Emi tried to squeeze me out of the picture to get a better look, but I pushed back. The banging and clanging from the weights caused so much noise it was difficult to hear, and the noise from the overhead TVs made it impossible to know what Barkman said into his cell. “What do you see in that guy?” Emi asked me.
“Oh-my-gracious gorgeous George.” What could I say? If Emi wasn’t feeling it, I was feeling enough of it for the two of us.
“Wipe your chin with that weird scarf you’re wearing. You're drooling,” she said, then ducked back down and pulled me down beside her.
Then Emilia did something no female has ever done to me before, well, except maybe my mom, she gave me a gentle enough slap on the face to snap me out of my swoon for Barkman.
“Hey!” I said, really annoyed, but it worked, Barkman’s image went right out of my head.
“Check the address Maisie gave us. Make sure we got the right place a
nd the right guy.”
“Again?” I looked at her cross eyed. I’d already checked a half dozen times. Geeez, there are only two gyms in town.
“Just do it,” she snapped. If I didn’t know better, I’d think Emi was a little jealous, maybe a lot jealous; anyway, she had her game face on so I complied with her request. I’d never seen Emilia like this. Usually she’s pretty laid back about everything. I pulled out my cell phone and did a quick search to once again show Emi we had the right place.
“...6667 Dingle Lane.”
Emi double checked the address on the side of the building. She nodded. “Maisie said Devon would be making a delivery to Barkman here.” What I didn’t tell Emi was that I was the one that had decided we’d come out here to the gym, not Maisie. Emi was in the dark about that and for all she knew, Maisie thought I was at Koldwell learning the new job she’d assigned. William had informed me about the gym and the delivery that was supposed to happen, not Maisie.
“Well, while we wait. I’m going to feast my eyes,” I said. But Emi got to the window first and blocked me from getting my eye full. “He’s still on his phone, pacing, brows furrowed. He’s clearly angry about something,” she reported to me.
“Let me have a turn!”
Then we both heard the angry Barkman, right through the walls. “How the eff did she get in there?”

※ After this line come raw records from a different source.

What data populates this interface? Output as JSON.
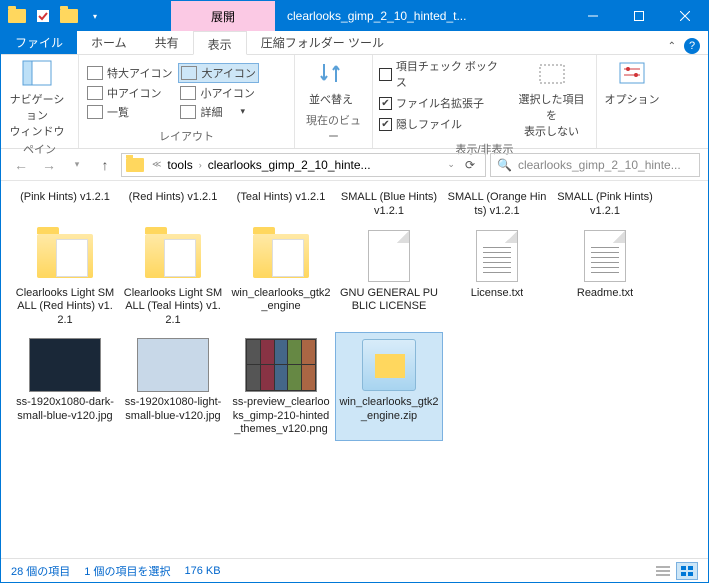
{
  "titlebar": {
    "context_label": "展開",
    "title": "clearlooks_gimp_2_10_hinted_t..."
  },
  "tabs": {
    "file": "ファイル",
    "home": "ホーム",
    "share": "共有",
    "view": "表示",
    "extract": "圧縮フォルダー ツール"
  },
  "ribbon": {
    "pane": {
      "nav": "ナビゲーション\nウィンドウ",
      "label": "ペイン"
    },
    "layout": {
      "xl": "特大アイコン",
      "l": "大アイコン",
      "m": "中アイコン",
      "s": "小アイコン",
      "list": "一覧",
      "detail": "詳細",
      "label": "レイアウト"
    },
    "current": {
      "sort": "並べ替え",
      "label": "現在のビュー"
    },
    "show": {
      "chk1": "項目チェック ボックス",
      "chk2": "ファイル名拡張子",
      "chk3": "隠しファイル",
      "hide": "選択した項目を\n表示しない",
      "label": "表示/非表示"
    },
    "options": {
      "btn": "オプション"
    }
  },
  "address": {
    "path1": "tools",
    "path2": "clearlooks_gimp_2_10_hinte...",
    "search_ph": "clearlooks_gimp_2_10_hinte..."
  },
  "files": {
    "row1": [
      "(Pink Hints) v1.2.1",
      "(Red Hints) v1.2.1",
      "(Teal Hints) v1.2.1",
      "SMALL (Blue Hints) v1.2.1",
      "SMALL (Orange Hints) v1.2.1",
      "SMALL (Pink Hints) v1.2.1"
    ],
    "row2": [
      "Clearlooks Light SMALL (Red Hints) v1.2.1",
      "Clearlooks Light SMALL (Teal Hints) v1.2.1",
      "win_clearlooks_gtk2_engine",
      "GNU GENERAL PUBLIC LICENSE",
      "License.txt",
      "Readme.txt"
    ],
    "row3": [
      "ss-1920x1080-dark-small-blue-v120.jpg",
      "ss-1920x1080-light-small-blue-v120.jpg",
      "ss-preview_clearlooks_gimp-210-hinted_themes_v120.png",
      "win_clearlooks_gtk2_engine.zip"
    ]
  },
  "status": {
    "count": "28 個の項目",
    "sel": "1 個の項目を選択",
    "size": "176 KB"
  }
}
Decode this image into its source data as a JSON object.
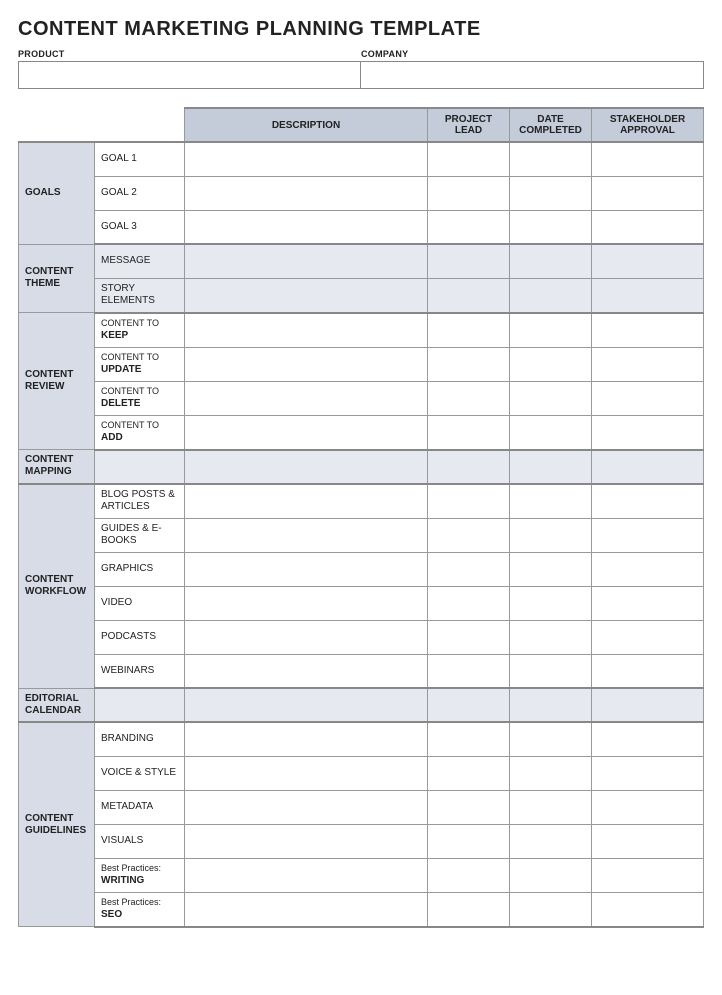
{
  "title": "CONTENT MARKETING PLANNING TEMPLATE",
  "meta": {
    "product_label": "PRODUCT",
    "company_label": "COMPANY",
    "product_value": "",
    "company_value": ""
  },
  "headers": {
    "description": "DESCRIPTION",
    "project_lead": "PROJECT LEAD",
    "date_completed": "DATE COMPLETED",
    "stakeholder_approval": "STAKEHOLDER APPROVAL"
  },
  "sections": {
    "goals": {
      "label": "GOALS",
      "rows": [
        {
          "sub": "GOAL 1",
          "description": "",
          "lead": "",
          "date": "",
          "approval": ""
        },
        {
          "sub": "GOAL 2",
          "description": "",
          "lead": "",
          "date": "",
          "approval": ""
        },
        {
          "sub": "GOAL 3",
          "description": "",
          "lead": "",
          "date": "",
          "approval": ""
        }
      ]
    },
    "content_theme": {
      "label": "CONTENT THEME",
      "rows": [
        {
          "sub": "MESSAGE",
          "description": "",
          "lead": "",
          "date": "",
          "approval": ""
        },
        {
          "sub": "STORY ELEMENTS",
          "description": "",
          "lead": "",
          "date": "",
          "approval": ""
        }
      ]
    },
    "content_review": {
      "label": "CONTENT REVIEW",
      "rows": [
        {
          "pre": "CONTENT TO",
          "bold": "KEEP",
          "description": "",
          "lead": "",
          "date": "",
          "approval": ""
        },
        {
          "pre": "CONTENT TO",
          "bold": "UPDATE",
          "description": "",
          "lead": "",
          "date": "",
          "approval": ""
        },
        {
          "pre": "CONTENT TO",
          "bold": "DELETE",
          "description": "",
          "lead": "",
          "date": "",
          "approval": ""
        },
        {
          "pre": "CONTENT TO",
          "bold": "ADD",
          "description": "",
          "lead": "",
          "date": "",
          "approval": ""
        }
      ]
    },
    "content_mapping": {
      "label": "CONTENT MAPPING",
      "rows": [
        {
          "sub": "",
          "description": "",
          "lead": "",
          "date": "",
          "approval": ""
        }
      ]
    },
    "content_workflow": {
      "label": "CONTENT WORKFLOW",
      "rows": [
        {
          "sub": "BLOG POSTS & ARTICLES",
          "description": "",
          "lead": "",
          "date": "",
          "approval": ""
        },
        {
          "sub": "GUIDES & E-BOOKS",
          "description": "",
          "lead": "",
          "date": "",
          "approval": ""
        },
        {
          "sub": "GRAPHICS",
          "description": "",
          "lead": "",
          "date": "",
          "approval": ""
        },
        {
          "sub": "VIDEO",
          "description": "",
          "lead": "",
          "date": "",
          "approval": ""
        },
        {
          "sub": "PODCASTS",
          "description": "",
          "lead": "",
          "date": "",
          "approval": ""
        },
        {
          "sub": "WEBINARS",
          "description": "",
          "lead": "",
          "date": "",
          "approval": ""
        }
      ]
    },
    "editorial_calendar": {
      "label": "EDITORIAL CALENDAR",
      "rows": [
        {
          "sub": "",
          "description": "",
          "lead": "",
          "date": "",
          "approval": ""
        }
      ]
    },
    "content_guidelines": {
      "label": "CONTENT GUIDELINES",
      "rows": [
        {
          "sub": "BRANDING",
          "description": "",
          "lead": "",
          "date": "",
          "approval": ""
        },
        {
          "sub": "VOICE & STYLE",
          "description": "",
          "lead": "",
          "date": "",
          "approval": ""
        },
        {
          "sub": "METADATA",
          "description": "",
          "lead": "",
          "date": "",
          "approval": ""
        },
        {
          "sub": "VISUALS",
          "description": "",
          "lead": "",
          "date": "",
          "approval": ""
        },
        {
          "pre": "Best Practices:",
          "bold": "WRITING",
          "description": "",
          "lead": "",
          "date": "",
          "approval": ""
        },
        {
          "pre": "Best Practices:",
          "bold": "SEO",
          "description": "",
          "lead": "",
          "date": "",
          "approval": ""
        }
      ]
    }
  }
}
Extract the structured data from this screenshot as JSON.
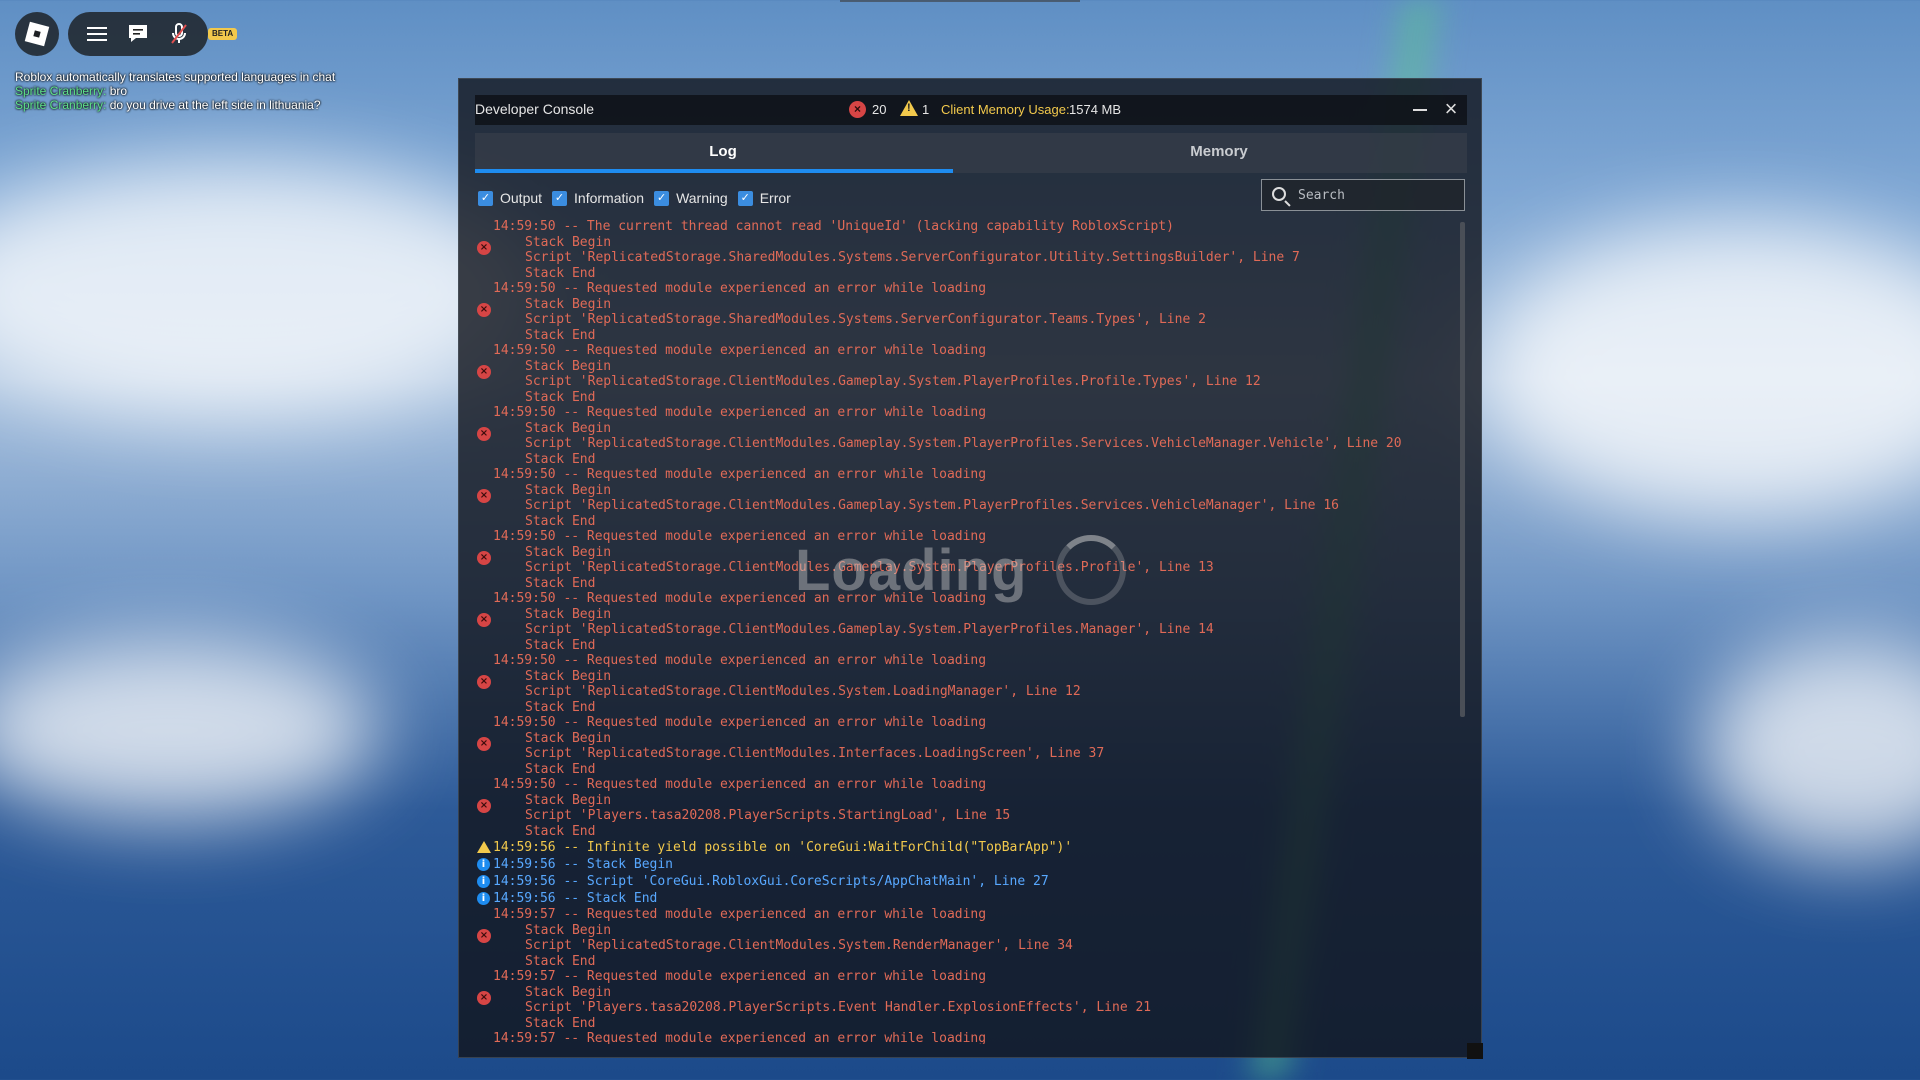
{
  "window": {
    "title": "Developer Console"
  },
  "stats": {
    "error_count": "20",
    "warning_count": "1",
    "memory_label": "Client Memory Usage:",
    "memory_value": "1574 MB"
  },
  "tabs": [
    {
      "label": "Log",
      "active": true
    },
    {
      "label": "Memory",
      "active": false
    }
  ],
  "filters": [
    {
      "label": "Output",
      "checked": true
    },
    {
      "label": "Information",
      "checked": true
    },
    {
      "label": "Warning",
      "checked": true
    },
    {
      "label": "Error",
      "checked": true
    }
  ],
  "search": {
    "placeholder": "Search"
  },
  "topbar": {
    "beta_label": "BETA"
  },
  "chat": {
    "notice": "Roblox automatically translates supported languages in chat",
    "messages": [
      {
        "speaker": "Sprite Cranberry:",
        "text": " bro"
      },
      {
        "speaker": "Sprite Cranberry:",
        "text": " do you drive at the left side in lithuania?"
      }
    ]
  },
  "overlay": {
    "loading_text": "Loading"
  },
  "log": [
    {
      "type": "error",
      "main": "14:59:50 -- The current thread cannot read 'UniqueId' (lacking capability RobloxScript)",
      "lines": [
        "Stack Begin",
        "Script 'ReplicatedStorage.SharedModules.Systems.ServerConfigurator.Utility.SettingsBuilder', Line 7",
        "Stack End"
      ]
    },
    {
      "type": "error",
      "main": "14:59:50 -- Requested module experienced an error while loading",
      "lines": [
        "Stack Begin",
        "Script 'ReplicatedStorage.SharedModules.Systems.ServerConfigurator.Teams.Types', Line 2",
        "Stack End"
      ]
    },
    {
      "type": "error",
      "main": "14:59:50 -- Requested module experienced an error while loading",
      "lines": [
        "Stack Begin",
        "Script 'ReplicatedStorage.ClientModules.Gameplay.System.PlayerProfiles.Profile.Types', Line 12",
        "Stack End"
      ]
    },
    {
      "type": "error",
      "main": "14:59:50 -- Requested module experienced an error while loading",
      "lines": [
        "Stack Begin",
        "Script 'ReplicatedStorage.ClientModules.Gameplay.System.PlayerProfiles.Services.VehicleManager.Vehicle', Line 20",
        "Stack End"
      ]
    },
    {
      "type": "error",
      "main": "14:59:50 -- Requested module experienced an error while loading",
      "lines": [
        "Stack Begin",
        "Script 'ReplicatedStorage.ClientModules.Gameplay.System.PlayerProfiles.Services.VehicleManager', Line 16",
        "Stack End"
      ]
    },
    {
      "type": "error",
      "main": "14:59:50 -- Requested module experienced an error while loading",
      "lines": [
        "Stack Begin",
        "Script 'ReplicatedStorage.ClientModules.Gameplay.System.PlayerProfiles.Profile', Line 13",
        "Stack End"
      ]
    },
    {
      "type": "error",
      "main": "14:59:50 -- Requested module experienced an error while loading",
      "lines": [
        "Stack Begin",
        "Script 'ReplicatedStorage.ClientModules.Gameplay.System.PlayerProfiles.Manager', Line 14",
        "Stack End"
      ]
    },
    {
      "type": "error",
      "main": "14:59:50 -- Requested module experienced an error while loading",
      "lines": [
        "Stack Begin",
        "Script 'ReplicatedStorage.ClientModules.System.LoadingManager', Line 12",
        "Stack End"
      ]
    },
    {
      "type": "error",
      "main": "14:59:50 -- Requested module experienced an error while loading",
      "lines": [
        "Stack Begin",
        "Script 'ReplicatedStorage.ClientModules.Interfaces.LoadingScreen', Line 37",
        "Stack End"
      ]
    },
    {
      "type": "error",
      "main": "14:59:50 -- Requested module experienced an error while loading",
      "lines": [
        "Stack Begin",
        "Script 'Players.tasa20208.PlayerScripts.StartingLoad', Line 15",
        "Stack End"
      ]
    },
    {
      "type": "warning",
      "main": "14:59:56 -- Infinite yield possible on 'CoreGui:WaitForChild(\"TopBarApp\")'"
    },
    {
      "type": "info",
      "main": "14:59:56 -- Stack Begin"
    },
    {
      "type": "info",
      "main": "14:59:56 -- Script 'CoreGui.RobloxGui.CoreScripts/AppChatMain', Line 27"
    },
    {
      "type": "info",
      "main": "14:59:56 -- Stack End"
    },
    {
      "type": "error",
      "main": "14:59:57 -- Requested module experienced an error while loading",
      "lines": [
        "Stack Begin",
        "Script 'ReplicatedStorage.ClientModules.System.RenderManager', Line 34",
        "Stack End"
      ]
    },
    {
      "type": "error",
      "main": "14:59:57 -- Requested module experienced an error while loading",
      "lines": [
        "Stack Begin",
        "Script 'Players.tasa20208.PlayerScripts.Event Handler.ExplosionEffects', Line 21",
        "Stack End"
      ]
    },
    {
      "type": "error",
      "main": "14:59:57 -- Requested module experienced an error while loading",
      "lines": []
    }
  ]
}
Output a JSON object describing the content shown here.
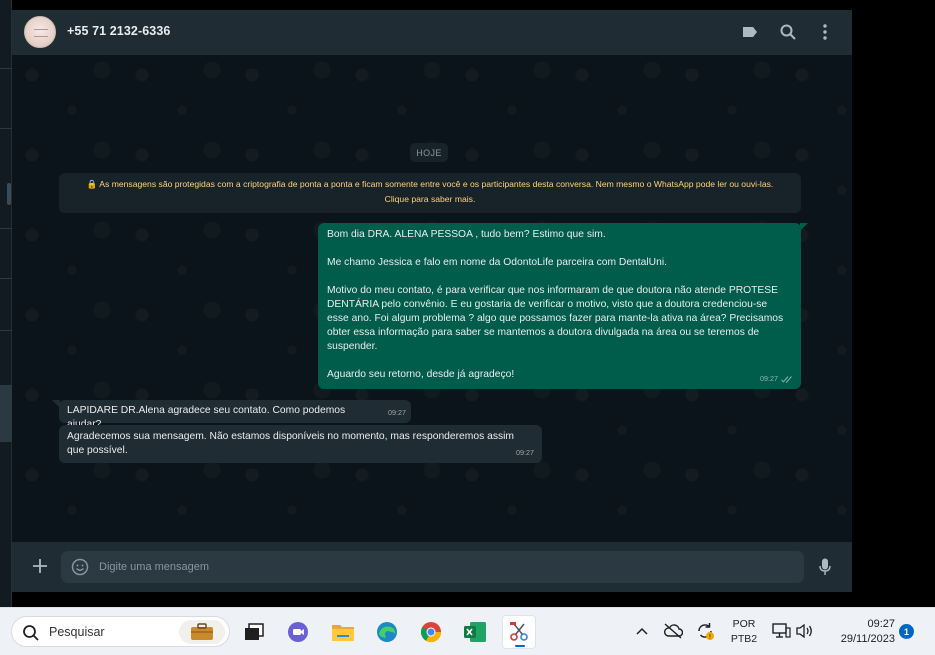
{
  "header": {
    "contact_name": "+55 71 2132-6336",
    "icons": [
      "label-icon",
      "search-icon",
      "menu-dots-icon"
    ]
  },
  "chat": {
    "day_label": "HOJE",
    "encryption_notice": "🔒 As mensagens são protegidas com a criptografia de ponta a ponta e ficam somente entre você e os participantes desta conversa. Nem mesmo o WhatsApp pode ler ou ouvi-las. Clique para saber mais.",
    "messages": [
      {
        "direction": "outgoing",
        "paragraphs": [
          "Bom dia DRA. ALENA PESSOA , tudo bem? Estimo que sim.",
          "Me chamo Jessica e falo em nome da OdontoLife parceira com DentalUni.",
          "Motivo do meu contato, é para verificar que nos informaram de que doutora não atende PROTESE DENTÁRIA pelo convênio. E eu gostaria de verificar o motivo, visto que a doutora credenciou-se esse ano. Foi algum problema ? algo que possamos fazer para mante-la ativa na área? Precisamos obter essa informação para saber se mantemos a doutora divulgada na área ou se teremos de suspender.",
          "Aguardo seu retorno, desde já agradeço!"
        ],
        "time": "09:27",
        "status": "read"
      },
      {
        "direction": "incoming",
        "text": "LAPIDARE DR.Alena agradece seu contato. Como podemos ajudar?",
        "time": "09:27"
      },
      {
        "direction": "incoming",
        "text": "Agradecemos sua mensagem. Não estamos disponíveis no momento, mas responderemos assim que possível.",
        "time": "09:27"
      }
    ]
  },
  "composer": {
    "placeholder": "Digite uma mensagem"
  },
  "taskbar": {
    "search_label": "Pesquisar",
    "language_line1": "POR",
    "language_line2": "PTB2",
    "time": "09:27",
    "date": "29/11/2023",
    "notification_count": "1"
  },
  "colors": {
    "outgoing_bubble": "#005c4b",
    "incoming_bubble": "#202c33",
    "encryption_text": "#ffd279",
    "accent": "#0067c0"
  }
}
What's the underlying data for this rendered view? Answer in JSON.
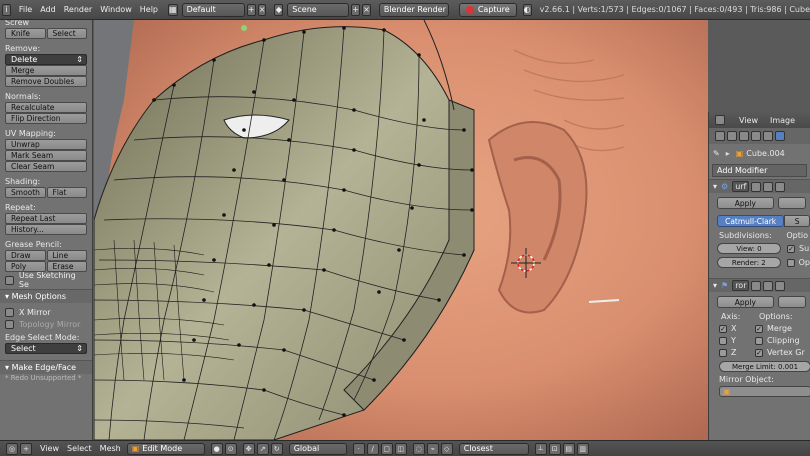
{
  "topbar": {
    "menus": [
      "File",
      "Add",
      "Render",
      "Window",
      "Help"
    ],
    "layout": "Default",
    "scene": "Scene",
    "engine": "Blender Render",
    "capture": "Capture",
    "stats": "v2.66.1 | Verts:1/573 | Edges:0/1067 | Faces:0/493 | Tris:986 | Cube"
  },
  "toolshelf": {
    "top_label": "Screw",
    "knife": "Knife",
    "select": "Select",
    "remove_label": "Remove:",
    "delete": "Delete",
    "merge": "Merge",
    "remove_doubles": "Remove Doubles",
    "normals_label": "Normals:",
    "recalculate": "Recalculate",
    "flip_direction": "Flip Direction",
    "uv_label": "UV Mapping:",
    "unwrap": "Unwrap",
    "mark_seam": "Mark Seam",
    "clear_seam": "Clear Seam",
    "shading_label": "Shading:",
    "smooth": "Smooth",
    "flat": "Flat",
    "repeat_label": "Repeat:",
    "repeat_last": "Repeat Last",
    "history": "History...",
    "grease_label": "Grease Pencil:",
    "draw": "Draw",
    "line": "Line",
    "poly": "Poly",
    "erase": "Erase",
    "use_sketching": "Use Sketching Se",
    "mesh_options": "Mesh Options",
    "x_mirror": "X Mirror",
    "topology_mirror": "Topology Mirror",
    "edge_select_label": "Edge Select Mode:",
    "edge_select_value": "Select",
    "make_edge_face": "Make Edge/Face",
    "redo_note": "* Redo Unsupported *"
  },
  "bottombar": {
    "view": "View",
    "select": "Select",
    "mesh": "Mesh",
    "mode": "Edit Mode",
    "orientation": "Global",
    "snap": "Closest"
  },
  "props": {
    "view": "View",
    "image": "Image",
    "object_name": "Cube.004",
    "add_modifier": "Add Modifier",
    "mod1_name": "urf",
    "apply": "Apply",
    "catmull": "Catmull-Clark",
    "simple": "S",
    "subdivisions_label": "Subdivisions:",
    "options_label": "Optio",
    "view_level": "View: 0",
    "render_level": "Render: 2",
    "sub_opt": "Su",
    "op_opt": "Op",
    "mod2_name": "ror",
    "axis_label": "Axis:",
    "options2_label": "Options:",
    "axis_x": "X",
    "axis_y": "Y",
    "axis_z": "Z",
    "merge": "Merge",
    "clipping": "Clipping",
    "vertex_gr": "Vertex Gr",
    "merge_limit": "Merge Limit: 0.001",
    "mirror_object": "Mirror Object:"
  },
  "colors": {
    "skin": "#dd9676",
    "mesh_face": "#a7a58a",
    "mesh_edge": "#222222",
    "panel_bg": "#727272",
    "selected_blue": "#5680c2"
  }
}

We wondered who he could possibly mean and what the heck he was talking about?
Meanwhile, as I watched the Mr. Fabio look alike yell into his phone, I knew that my best friend forever, Glendie Pin, a tiny, pretty, dark haired woman, hurried down the main street toward Koldwell bank, her place of employment. I’d asked her to check out Voodoo Tattoo’s on her way back from her coffee break.
She told me later, in great detail, what went down at the tattoo parlor. That’s one of the things we love about each other, the amount of detail each can soak up from the other about anything. Today she was dressed in the same banker's outfit as me with an added diamond, sunburst brooch on her jacket lapel, but while I was at the gym pretending to do spy work for Maisie, she was coming back from her coffee break.